The NFL is a player's league, but coaching has a huge impact on the results and achievement of the team. You need the talent, but coaching can either prop up or weaken what you might consider the team's natural ability. When it comes to offense or defense, the style of play must match the skills of the players. When the Giants finished next to last in the league in 1980 and had the second pick in the draft, they drafted LT. The team was awful, had no QB, no talent at all on offense and little to speak of on defense except for 3 very good LBs. They correctly assessed that LT was a once in a generation player and drafted him despite his being a LB, the only unit on the team that did not need help. Once they got LT into camp and saw that they had judged him correctly and he was in fact going to be a dominant player, they did not stick with their 4-3 defense. Rather they switched to a 3-4, just to get their best players on the field. That's coaching - examining your roster and arranging the style of play around it. But it is still about the players' talents first.

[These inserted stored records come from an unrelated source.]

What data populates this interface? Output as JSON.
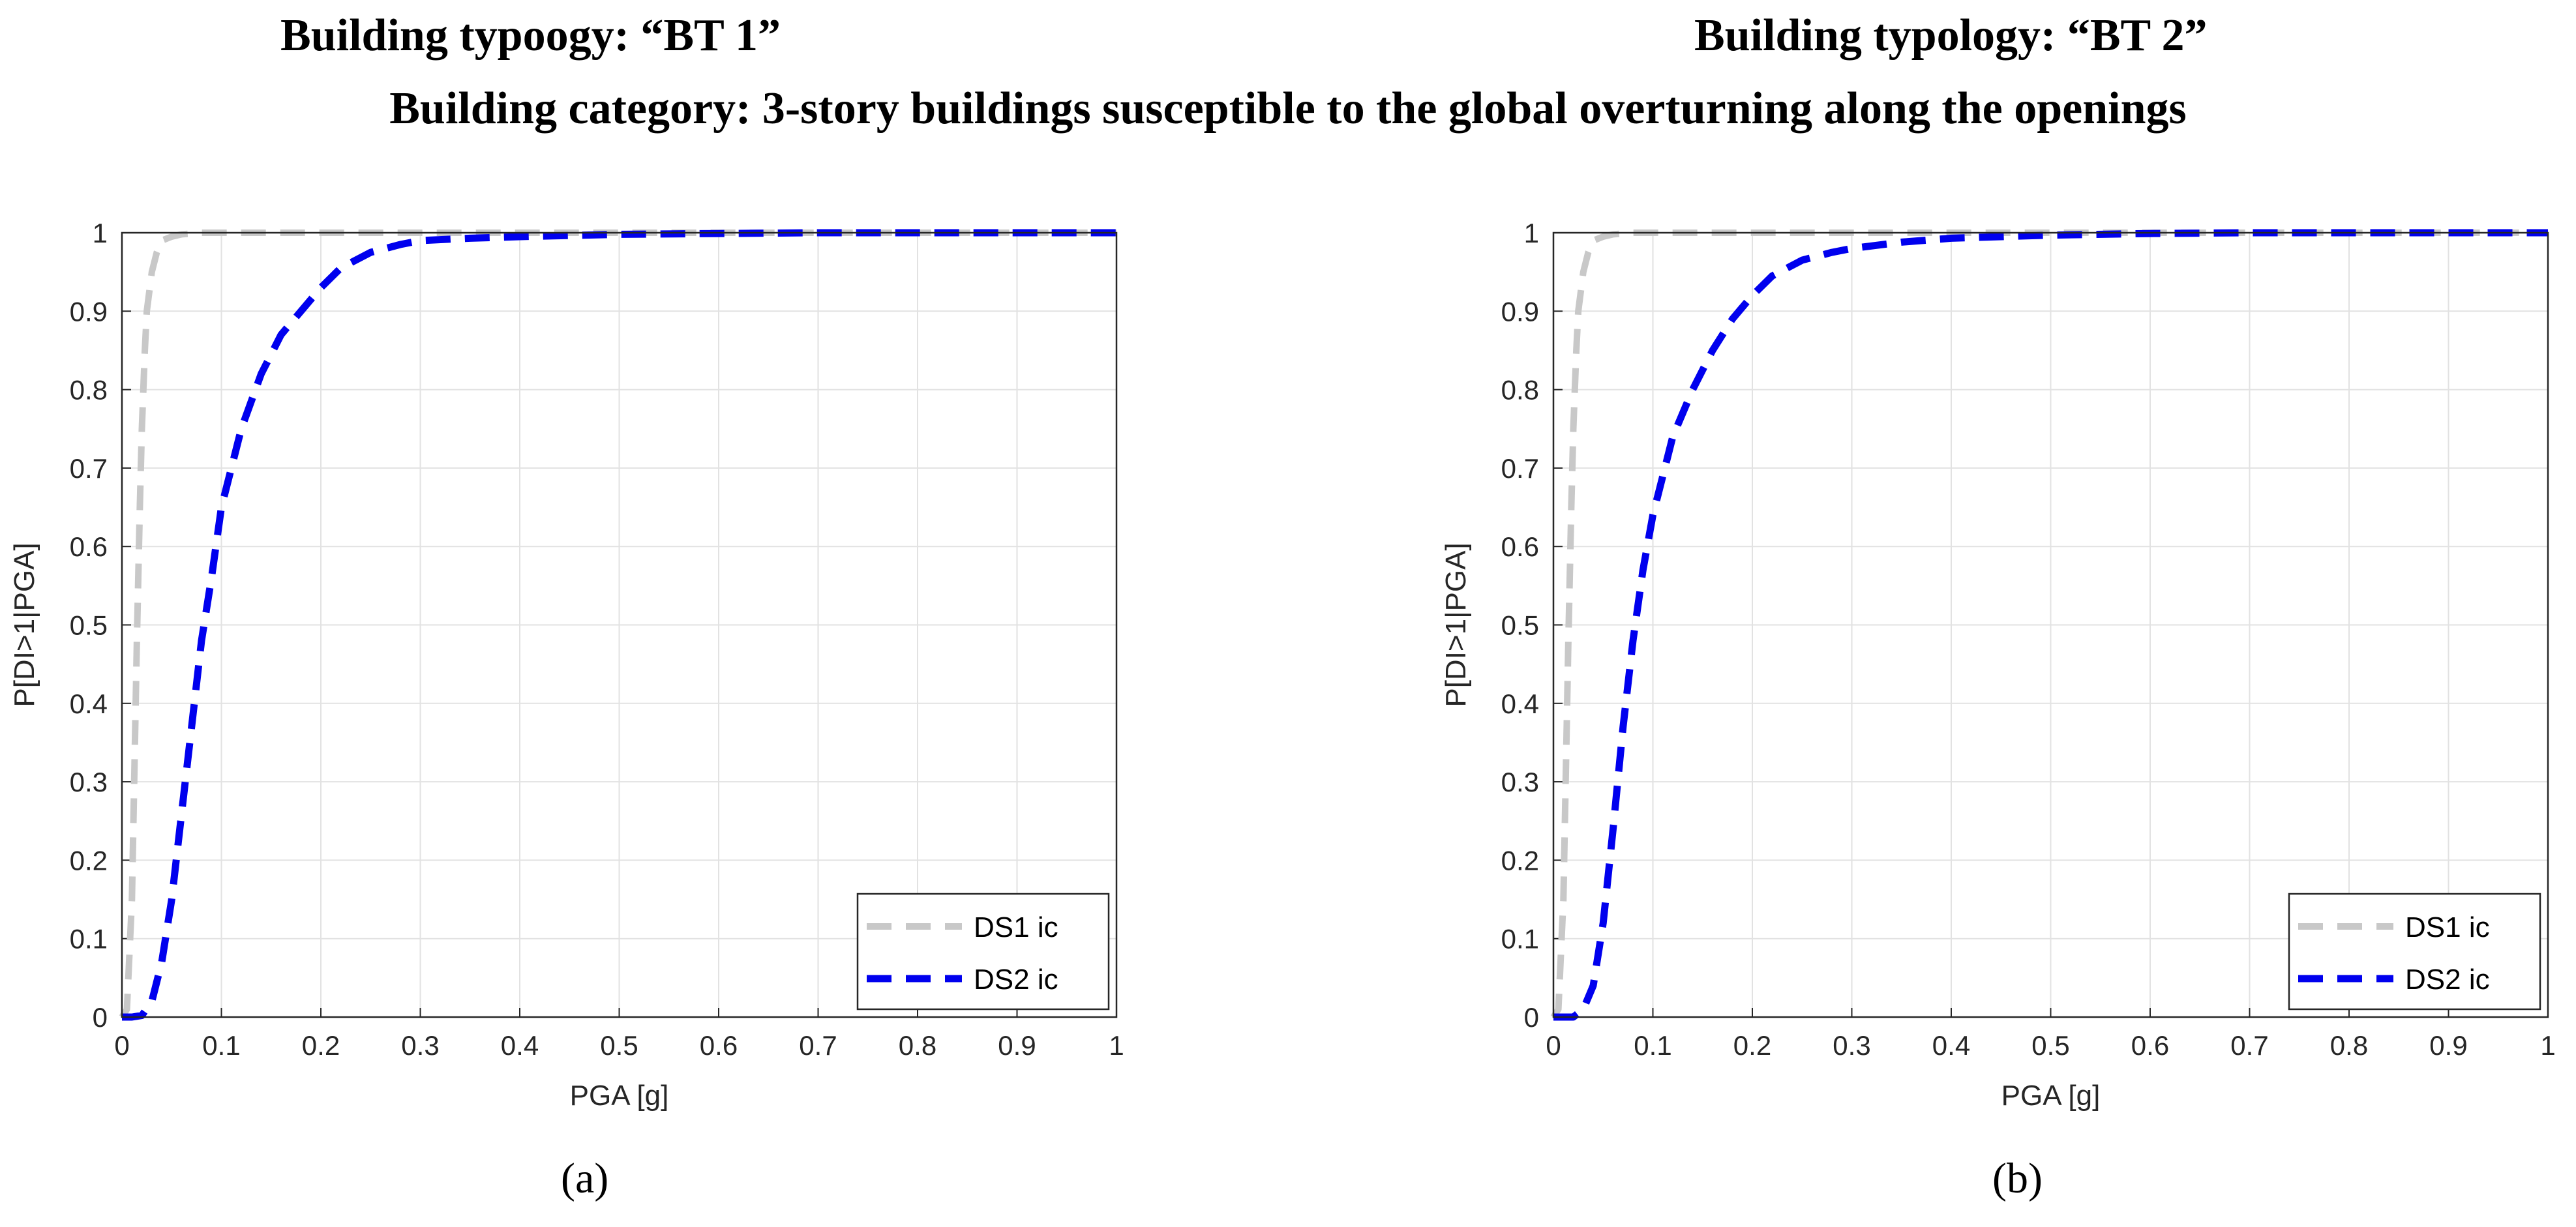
{
  "headings": {
    "left": "Building typoogy: “BT 1”",
    "right": "Building typology: “BT 2”",
    "category": "Building category: 3-story buildings susceptible to the global overturning along the openings"
  },
  "colors": {
    "ds1": "#c8c8c8",
    "ds2": "#0000ee",
    "grid": "#e2e2e2",
    "axis": "#262626"
  },
  "chart_data": [
    {
      "type": "line",
      "panel_label": "(a)",
      "xlabel": "PGA [g]",
      "ylabel": "P[DI>1|PGA]",
      "xlim": [
        0,
        1
      ],
      "ylim": [
        0,
        1
      ],
      "xticks": [
        "0",
        "0.1",
        "0.2",
        "0.3",
        "0.4",
        "0.5",
        "0.6",
        "0.7",
        "0.8",
        "0.9",
        "1"
      ],
      "yticks": [
        "0",
        "0.1",
        "0.2",
        "0.3",
        "0.4",
        "0.5",
        "0.6",
        "0.7",
        "0.8",
        "0.9",
        "1"
      ],
      "grid": true,
      "legend_position": "bottom-right",
      "series": [
        {
          "name": "DS1 ic",
          "style": "dashed",
          "color": "#c8c8c8",
          "x": [
            0,
            0.005,
            0.01,
            0.012,
            0.015,
            0.018,
            0.02,
            0.023,
            0.025,
            0.03,
            0.035,
            0.04,
            0.05,
            0.06,
            0.08,
            1.0
          ],
          "y": [
            0,
            0.01,
            0.15,
            0.28,
            0.48,
            0.65,
            0.75,
            0.85,
            0.9,
            0.95,
            0.975,
            0.99,
            0.995,
            0.998,
            1.0,
            1.0
          ]
        },
        {
          "name": "DS2 ic",
          "style": "dashed",
          "color": "#0000ee",
          "x": [
            0,
            0.01,
            0.02,
            0.03,
            0.04,
            0.05,
            0.06,
            0.07,
            0.08,
            0.09,
            0.1,
            0.11,
            0.12,
            0.14,
            0.16,
            0.18,
            0.2,
            0.22,
            0.25,
            0.28,
            0.3,
            0.35,
            0.4,
            0.5,
            0.6,
            0.7,
            0.8,
            0.9,
            1.0
          ],
          "y": [
            0,
            0.0,
            0.002,
            0.02,
            0.07,
            0.15,
            0.26,
            0.37,
            0.48,
            0.56,
            0.65,
            0.7,
            0.75,
            0.82,
            0.87,
            0.9,
            0.93,
            0.955,
            0.975,
            0.985,
            0.99,
            0.993,
            0.995,
            0.998,
            0.999,
            1.0,
            1.0,
            1.0,
            1.0
          ]
        }
      ]
    },
    {
      "type": "line",
      "panel_label": "(b)",
      "xlabel": "PGA [g]",
      "ylabel": "P[DI>1|PGA]",
      "xlim": [
        0,
        1
      ],
      "ylim": [
        0,
        1
      ],
      "xticks": [
        "0",
        "0.1",
        "0.2",
        "0.3",
        "0.4",
        "0.5",
        "0.6",
        "0.7",
        "0.8",
        "0.9",
        "1"
      ],
      "yticks": [
        "0",
        "0.1",
        "0.2",
        "0.3",
        "0.4",
        "0.5",
        "0.6",
        "0.7",
        "0.8",
        "0.9",
        "1"
      ],
      "grid": true,
      "legend_position": "bottom-right",
      "series": [
        {
          "name": "DS1 ic",
          "style": "dashed",
          "color": "#c8c8c8",
          "x": [
            0,
            0.005,
            0.01,
            0.012,
            0.015,
            0.018,
            0.02,
            0.023,
            0.025,
            0.03,
            0.035,
            0.04,
            0.05,
            0.06,
            0.08,
            1.0
          ],
          "y": [
            0,
            0.01,
            0.15,
            0.28,
            0.48,
            0.65,
            0.75,
            0.85,
            0.9,
            0.95,
            0.975,
            0.99,
            0.995,
            0.998,
            1.0,
            1.0
          ]
        },
        {
          "name": "DS2 ic",
          "style": "dashed",
          "color": "#0000ee",
          "x": [
            0,
            0.01,
            0.02,
            0.03,
            0.04,
            0.05,
            0.06,
            0.07,
            0.08,
            0.09,
            0.1,
            0.11,
            0.12,
            0.14,
            0.16,
            0.18,
            0.2,
            0.22,
            0.25,
            0.28,
            0.3,
            0.35,
            0.4,
            0.5,
            0.6,
            0.7,
            0.8,
            0.9,
            1.0
          ],
          "y": [
            0,
            0.0,
            0.0,
            0.01,
            0.04,
            0.12,
            0.24,
            0.37,
            0.48,
            0.57,
            0.64,
            0.69,
            0.74,
            0.8,
            0.85,
            0.89,
            0.92,
            0.945,
            0.965,
            0.975,
            0.98,
            0.988,
            0.993,
            0.997,
            0.999,
            1.0,
            1.0,
            1.0,
            1.0
          ]
        }
      ]
    }
  ]
}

When it comes to special teams, however, it is not partly about coaching - it is ENTIRELY about coaching. My contention is that every NFL team has a sufficient number of capable athletes to field at least a competent special teams unit. Every so often you get a player like Devin Hester on your team, or Reyna Thompson or David Tyree, if you want to take a nostalgic view into Giants history for a moment,  that elevates the ST play and makes it well above average. But with good coaching, every team should have decent special teams coverage and play. The fact that the punt coverage is so bad is a direct reflection of poor coaching by Quinn, the ST coach. I noticed that on 2 of the 3 punt returns that went for TDs against the Giants, the gunner on the side of the field where the ball was kicked was rookie Damontre Moore. In both those instances, Moore did his best to get down field and actually got there in good time. But he was easily juked out of the play by the returner and overran the ball carrier as the kick returner started to run down field on his TD run. Damontre Moore is a fabulous athlete for a DE. I have high hopes for him to become a good pass rusher of the future for the Giants. But - HE IS STILL A DE. No other teams use DEs for gunners. None. I'm not exaggerating when I say none. Some people might use none as (negative) hyperbole and really mean " very few" when they say none. I am not. I really mean none. Nada. Rien. Zero. Zilch. אפס. NONE! A DE, no matter how athletic and fast has no chance to stay with a little returner who has moves to fake out quick guys his own size, much less a 250-260 lb. player who is not nearly as nimble as he is. It's an inexcusable coaching error. The most important thing any coach does in any sport is fill out the lineup card. And if the coach has the wrong guys in the game at the wrong positions, he has failed. Especially if they do it twice.

One more point: I am willing to wager that this is the first time that Moore has been a gunner on punt coverage in his entire career of playing football at any level - Pop Warner, HS or college. He was the best athlete probably on every team, he was the biggest player on every team, so his coach surely did not want to "waste" him as a punt cover guy. That's what DBs are for. Therefore, in addition to being disadvantaged physically against the smaller, quicker returner, he did not even have game experience to fall back on. You saw the results. Maybe the coach picked him because in straight line sprints he was faster than other players. But still - if I could figure out that he wasn't suited for the job, then the coaches should have been able to figure it out too.